En Los ojos de los enterrados sucumben las fuerzas del mal y se abre paso una luz que se proyecta hacia la victoria del pueblo. En este sentido legítimamente pueden cerrarse por fin los ojos de los enterrados, que una antigua leyenda maya condenaba a permanecer abiertos hasta el triunfo final de la justicia.

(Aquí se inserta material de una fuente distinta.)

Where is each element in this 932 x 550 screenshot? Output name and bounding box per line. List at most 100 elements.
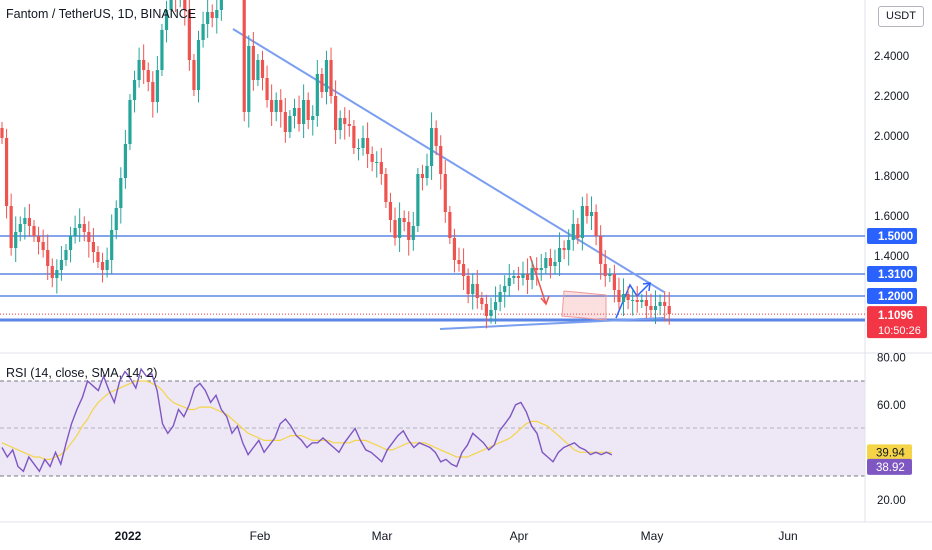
candle-body (132, 80, 137, 100)
time-tick-label: Jun (778, 529, 797, 543)
level-tag-label: 1.5000 (878, 231, 913, 243)
candle-body (356, 148, 361, 149)
candle-body (461, 264, 466, 276)
candle-body (288, 116, 292, 132)
candle-body (137, 60, 141, 80)
rsi-tick-label: 80.00 (877, 352, 906, 364)
candle-body (242, 0, 246, 112)
candle-body (480, 298, 484, 304)
candle-body (425, 166, 429, 178)
down-arrow (529, 255, 547, 305)
candle-body (306, 100, 310, 120)
candle-body (324, 60, 329, 92)
candle-body (393, 220, 397, 238)
candlestick-series (0, 0, 671, 329)
candle-body (667, 306, 671, 314)
candle-body (370, 154, 374, 162)
level-tag-label: 1.3100 (878, 269, 913, 281)
price-tick-label: 2.2000 (874, 91, 909, 103)
price-tick-label: 1.8000 (874, 171, 909, 183)
candle-body (411, 226, 415, 240)
candle-body (512, 276, 516, 278)
candle-body (206, 12, 210, 24)
candle-body (315, 74, 319, 116)
candle-body (589, 212, 594, 216)
candle-body (270, 100, 274, 112)
rsi-line (1, 367, 613, 473)
candle-body (23, 218, 27, 224)
candle-body (320, 74, 324, 92)
ascending-trendline (439, 317, 665, 330)
rsi-sma-tag (867, 444, 912, 461)
candle-body (530, 268, 534, 280)
candle-body (443, 174, 447, 212)
candle-body (338, 118, 342, 130)
candle-body (100, 262, 105, 270)
candle-body (347, 124, 351, 126)
candle-body (397, 218, 402, 238)
candle-body (219, 0, 223, 10)
candle-body (603, 264, 607, 276)
candle-body (457, 260, 461, 264)
price-axis[interactable]: 2.4000 2.2000 2.0000 1.8000 1.6000 1.4000 80.0… (874, 51, 909, 507)
time-axis[interactable]: 2022 Feb Mar Apr May Jun (115, 529, 798, 543)
rsi-title: RSI (14, close, SMA, 14, 2) (6, 366, 158, 380)
level-tag-label: 1.2000 (878, 291, 913, 303)
candle-body (274, 100, 278, 112)
price-tick-label: 1.6000 (874, 211, 909, 223)
candle-body (594, 212, 598, 236)
candle-body (128, 100, 132, 144)
candle-body (489, 310, 493, 316)
candle-body (151, 82, 155, 102)
level-tag (867, 288, 917, 304)
candle-body (571, 224, 575, 240)
candle-body (27, 218, 32, 226)
candle-body (82, 224, 86, 232)
candle-body (78, 224, 82, 228)
candle-body (567, 240, 571, 250)
candle-body (59, 260, 64, 270)
candle-body (36, 236, 41, 242)
candle-body (55, 270, 59, 278)
candle-body (119, 178, 123, 208)
candle-body (169, 0, 173, 10)
candle-body (283, 112, 287, 132)
candle-body (183, 0, 187, 10)
candle-body (576, 224, 580, 238)
candle-body (539, 268, 543, 270)
price-tick-label: 1.4000 (874, 251, 909, 263)
rsi-series (1, 367, 613, 473)
price-axis-tags: 1.50001.31001.20001.08001.109610:50:2639… (867, 228, 927, 475)
candle-body (114, 208, 118, 230)
trend-drawings (232, 28, 665, 330)
candle-body (329, 60, 333, 96)
candle-body (407, 222, 411, 240)
candle-body (123, 144, 127, 178)
candle-body (416, 174, 420, 226)
candle-body (14, 232, 18, 248)
down-arrow-head (540, 295, 550, 306)
candle-body (292, 108, 297, 116)
candle-body (187, 10, 191, 60)
candle-body (498, 292, 502, 302)
candle-body (50, 266, 54, 278)
rsi-sma-tag-label: 39.94 (876, 447, 905, 459)
candle-body (466, 276, 470, 294)
currency-badge[interactable]: USDT (878, 6, 924, 27)
candle-body (110, 230, 114, 260)
candle-body (96, 252, 100, 262)
rsi-tag-label: 38.92 (876, 462, 905, 474)
candle-body (617, 290, 621, 302)
candle-body (46, 250, 50, 266)
rsi-tick-label: 60.00 (877, 400, 906, 412)
candle-body (68, 236, 73, 250)
candle-body (599, 236, 603, 264)
candle-body (388, 202, 393, 220)
time-tick-label: Mar (372, 529, 393, 543)
time-tick-label: Feb (250, 529, 271, 543)
candle-body (210, 12, 214, 18)
candle-body (621, 294, 626, 302)
candle-body (640, 300, 644, 302)
candle-body (192, 60, 196, 90)
candle-body (631, 300, 635, 301)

Los sucesos políticos de Guatemala atestiguan, sin embargo, que el de Asturias fue sólo un sueño utópico. Cuando el escritor concluía su novela, pasando por encima del triste panorama de la patria nuevamente oprimida y martirizada, cumplía un nuevo acto de fe en el futuro. Si la función del artista en el mundo latinoamericano   —125→   es, como se expresaba Neruda, «fundar otra vez la esperanza», «manifestar la primavera»314, en Los ojos de los enterrados Miguel Ángel Asturias cumple con su misión. El escritor no podía abandonar a su pueblo bajo el peso y el desaliento de la derrota; debía darle la fuerza para sobrevivir, volviendo a esperar y a luchar, consciente de que el hombre dura más que el mal y que el triunfo del bien no tiene prisa, pero es cierto.

Es éste el destino de su gente, que ya Asturias había cantado en Mensajes Indios: «Sobrevivir a todos los cambios es tu sino. / No hay prisa ni exigencia. Los hombres no se acaban»315.